Sentry administrators may encounter an error similar to the following with the Sign Document task.
Element tns:ElementName has a relative namespace: xmlns:tns="test"
The XML Signature specification forbids the relative namespace syntax. All canonicalization specifications used with XML Signature include the following requirement:
"implementations of XML canonicalization MUST report an operation failure on documents containing relative namespace URIs"
For example:
http://www.w3.org/TR/2001/REC-xml-c14n-20010315#DataModel
Canonical XML Section 2.1
The purpose of the canocalization process is to guarantee that the document is normalized to a format that makes two similarly distinct documents the same. When a relative namespace is used, the absolute namespace is obtained from where the document was retrieved. If two documents belonging to two different domains were signed with a relative URI, the canocalized versions could be identical when in reality there are two different documents.

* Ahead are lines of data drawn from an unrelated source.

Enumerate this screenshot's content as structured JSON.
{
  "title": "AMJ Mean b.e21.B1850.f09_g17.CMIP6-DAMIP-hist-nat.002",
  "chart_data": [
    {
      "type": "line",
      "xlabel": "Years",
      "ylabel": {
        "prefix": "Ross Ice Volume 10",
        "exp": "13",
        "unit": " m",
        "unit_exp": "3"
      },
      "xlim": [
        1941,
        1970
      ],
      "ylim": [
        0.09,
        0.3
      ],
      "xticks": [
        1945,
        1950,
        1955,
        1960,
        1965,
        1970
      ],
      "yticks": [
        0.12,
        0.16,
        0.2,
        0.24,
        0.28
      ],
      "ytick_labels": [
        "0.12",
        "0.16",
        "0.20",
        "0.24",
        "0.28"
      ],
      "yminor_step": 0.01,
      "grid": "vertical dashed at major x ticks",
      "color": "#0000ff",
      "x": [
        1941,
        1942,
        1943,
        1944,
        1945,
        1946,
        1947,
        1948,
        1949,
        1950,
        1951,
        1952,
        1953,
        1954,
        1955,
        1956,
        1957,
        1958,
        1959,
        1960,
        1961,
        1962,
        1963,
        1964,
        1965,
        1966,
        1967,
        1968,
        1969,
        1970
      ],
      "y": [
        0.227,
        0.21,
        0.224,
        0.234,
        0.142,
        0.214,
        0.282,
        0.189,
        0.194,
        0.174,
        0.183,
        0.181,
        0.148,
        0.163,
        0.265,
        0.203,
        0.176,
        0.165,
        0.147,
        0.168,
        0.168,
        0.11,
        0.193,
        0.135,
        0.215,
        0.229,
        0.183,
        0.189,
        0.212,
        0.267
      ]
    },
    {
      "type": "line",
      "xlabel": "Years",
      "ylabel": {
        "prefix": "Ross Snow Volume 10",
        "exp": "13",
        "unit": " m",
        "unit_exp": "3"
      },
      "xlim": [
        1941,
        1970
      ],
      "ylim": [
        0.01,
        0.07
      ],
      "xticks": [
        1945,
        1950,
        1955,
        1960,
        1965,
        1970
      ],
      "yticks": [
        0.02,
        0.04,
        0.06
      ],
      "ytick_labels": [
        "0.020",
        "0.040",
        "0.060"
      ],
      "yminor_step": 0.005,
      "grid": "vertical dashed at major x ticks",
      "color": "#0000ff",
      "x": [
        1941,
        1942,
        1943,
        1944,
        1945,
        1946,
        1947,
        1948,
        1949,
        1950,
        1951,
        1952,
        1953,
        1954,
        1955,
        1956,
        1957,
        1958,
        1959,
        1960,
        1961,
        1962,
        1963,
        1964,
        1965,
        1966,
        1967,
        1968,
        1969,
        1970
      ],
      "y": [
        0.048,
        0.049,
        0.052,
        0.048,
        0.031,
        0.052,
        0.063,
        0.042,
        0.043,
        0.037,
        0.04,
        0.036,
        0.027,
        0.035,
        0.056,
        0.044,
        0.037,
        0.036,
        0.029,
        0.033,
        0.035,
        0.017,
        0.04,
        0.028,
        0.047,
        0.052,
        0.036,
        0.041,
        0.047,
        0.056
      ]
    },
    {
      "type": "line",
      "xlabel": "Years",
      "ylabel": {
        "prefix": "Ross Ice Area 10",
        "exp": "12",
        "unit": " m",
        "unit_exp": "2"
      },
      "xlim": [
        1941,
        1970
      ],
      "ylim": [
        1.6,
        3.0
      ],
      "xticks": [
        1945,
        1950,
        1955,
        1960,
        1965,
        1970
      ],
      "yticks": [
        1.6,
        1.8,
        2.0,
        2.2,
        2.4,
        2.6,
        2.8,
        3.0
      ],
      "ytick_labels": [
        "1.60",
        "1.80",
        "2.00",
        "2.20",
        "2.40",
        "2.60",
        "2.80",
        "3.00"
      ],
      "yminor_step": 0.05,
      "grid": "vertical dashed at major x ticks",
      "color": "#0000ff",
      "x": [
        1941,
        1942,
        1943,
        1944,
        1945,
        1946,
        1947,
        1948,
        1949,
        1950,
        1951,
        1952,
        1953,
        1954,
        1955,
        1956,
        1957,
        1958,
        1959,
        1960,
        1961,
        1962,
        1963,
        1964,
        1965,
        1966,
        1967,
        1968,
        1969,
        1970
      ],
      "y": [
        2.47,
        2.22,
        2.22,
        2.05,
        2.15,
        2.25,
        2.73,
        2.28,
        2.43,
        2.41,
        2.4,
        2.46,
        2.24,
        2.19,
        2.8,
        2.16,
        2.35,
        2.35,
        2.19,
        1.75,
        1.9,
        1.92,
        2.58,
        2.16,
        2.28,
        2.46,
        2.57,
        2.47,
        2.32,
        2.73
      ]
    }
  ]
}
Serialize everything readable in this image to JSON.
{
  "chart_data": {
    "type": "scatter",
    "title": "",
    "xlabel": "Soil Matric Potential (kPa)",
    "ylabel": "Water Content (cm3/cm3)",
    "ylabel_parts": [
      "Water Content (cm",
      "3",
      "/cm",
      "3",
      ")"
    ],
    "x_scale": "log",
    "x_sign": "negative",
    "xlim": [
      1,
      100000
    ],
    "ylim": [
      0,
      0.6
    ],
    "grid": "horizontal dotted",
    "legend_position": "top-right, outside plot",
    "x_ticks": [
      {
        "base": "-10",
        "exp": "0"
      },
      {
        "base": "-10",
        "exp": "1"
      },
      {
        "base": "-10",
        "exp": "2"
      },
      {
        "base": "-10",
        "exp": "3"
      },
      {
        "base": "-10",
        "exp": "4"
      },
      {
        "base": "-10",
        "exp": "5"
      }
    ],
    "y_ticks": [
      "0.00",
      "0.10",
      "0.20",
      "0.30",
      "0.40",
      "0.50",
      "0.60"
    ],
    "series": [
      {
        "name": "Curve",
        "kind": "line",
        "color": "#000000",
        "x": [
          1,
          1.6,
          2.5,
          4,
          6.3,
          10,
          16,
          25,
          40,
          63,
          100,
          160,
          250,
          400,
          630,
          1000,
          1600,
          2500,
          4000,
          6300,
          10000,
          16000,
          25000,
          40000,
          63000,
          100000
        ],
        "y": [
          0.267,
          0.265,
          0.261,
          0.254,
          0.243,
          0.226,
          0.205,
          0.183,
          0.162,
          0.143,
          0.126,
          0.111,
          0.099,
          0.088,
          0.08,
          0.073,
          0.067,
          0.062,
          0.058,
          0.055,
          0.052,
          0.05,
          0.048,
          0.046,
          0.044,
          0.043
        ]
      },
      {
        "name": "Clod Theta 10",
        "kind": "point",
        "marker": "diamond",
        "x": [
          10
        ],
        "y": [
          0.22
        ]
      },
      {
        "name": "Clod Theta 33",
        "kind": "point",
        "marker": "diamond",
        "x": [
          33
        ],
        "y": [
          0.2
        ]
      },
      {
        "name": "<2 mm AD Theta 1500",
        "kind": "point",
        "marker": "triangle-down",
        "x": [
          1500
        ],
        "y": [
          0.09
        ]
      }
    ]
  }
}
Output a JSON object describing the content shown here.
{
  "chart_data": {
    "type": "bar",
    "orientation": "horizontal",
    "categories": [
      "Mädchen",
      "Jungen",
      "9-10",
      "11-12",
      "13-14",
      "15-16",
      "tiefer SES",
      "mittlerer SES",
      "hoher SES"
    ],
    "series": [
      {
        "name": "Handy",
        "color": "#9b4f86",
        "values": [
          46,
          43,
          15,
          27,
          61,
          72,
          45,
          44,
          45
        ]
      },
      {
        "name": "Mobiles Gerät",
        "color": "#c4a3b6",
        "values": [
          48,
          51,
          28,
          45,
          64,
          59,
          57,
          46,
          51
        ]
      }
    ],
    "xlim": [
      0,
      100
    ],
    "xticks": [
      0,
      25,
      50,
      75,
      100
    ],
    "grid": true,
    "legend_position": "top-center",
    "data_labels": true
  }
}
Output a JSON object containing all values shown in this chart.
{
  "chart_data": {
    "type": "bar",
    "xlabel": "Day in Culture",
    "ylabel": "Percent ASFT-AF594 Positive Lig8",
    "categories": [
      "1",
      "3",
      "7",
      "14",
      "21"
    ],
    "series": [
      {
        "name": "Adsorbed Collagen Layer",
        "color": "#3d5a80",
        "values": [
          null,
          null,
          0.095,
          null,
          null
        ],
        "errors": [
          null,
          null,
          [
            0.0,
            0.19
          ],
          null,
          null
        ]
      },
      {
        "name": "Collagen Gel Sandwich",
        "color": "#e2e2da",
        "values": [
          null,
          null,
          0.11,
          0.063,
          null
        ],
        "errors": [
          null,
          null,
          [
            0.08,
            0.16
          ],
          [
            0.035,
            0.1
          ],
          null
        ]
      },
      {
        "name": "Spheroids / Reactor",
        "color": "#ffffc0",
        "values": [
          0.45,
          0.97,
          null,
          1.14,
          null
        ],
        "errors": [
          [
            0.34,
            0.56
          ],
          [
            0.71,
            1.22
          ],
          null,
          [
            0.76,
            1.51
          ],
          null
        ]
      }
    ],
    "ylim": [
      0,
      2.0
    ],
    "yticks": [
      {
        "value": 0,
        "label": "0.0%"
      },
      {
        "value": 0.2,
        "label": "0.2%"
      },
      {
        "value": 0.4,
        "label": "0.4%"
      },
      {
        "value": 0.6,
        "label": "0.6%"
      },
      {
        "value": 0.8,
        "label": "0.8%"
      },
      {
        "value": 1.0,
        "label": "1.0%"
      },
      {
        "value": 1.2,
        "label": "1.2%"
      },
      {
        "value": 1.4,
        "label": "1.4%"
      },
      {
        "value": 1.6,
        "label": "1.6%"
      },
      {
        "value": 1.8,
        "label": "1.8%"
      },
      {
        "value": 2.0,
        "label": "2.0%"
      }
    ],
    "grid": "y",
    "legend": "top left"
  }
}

This part of the RFC explains this as:
..., note that a document containing a relative URI [URI] is only operational when accessed from a specific URI that provides the proper base URI. In addition, if the document contains external general parsed entity references to content containing relative URIs, then the relative URIs will not be operational in the canonical form, which replaces the entity reference with internal content (thereby implicitly changing the default base URI of that content). Both of these problems can typically be solved by adding support for thexml:base attribute [XBase] to the application, then adding appropriate xml:base attributes to document element and all top-level elements in external entities. In addition, applications often have an opportunity to resolve relative URIs prior to the need for a canonical form. For example, in a digital signature application, a document is often retrieved and processed prior to signature generation. The processing SHOULD create a new document in which relative URIs have been converted to absolute URIs, thereby mitigating any security risk for the new document.
To resolve the error, use valid absolute namespace URIs. If you have no control over this aspect of the service, you can workaround this error in Sentry by first encrypting the SOAP message. Then sign the encrypted document. You can then encrypt the signed document again if necessary.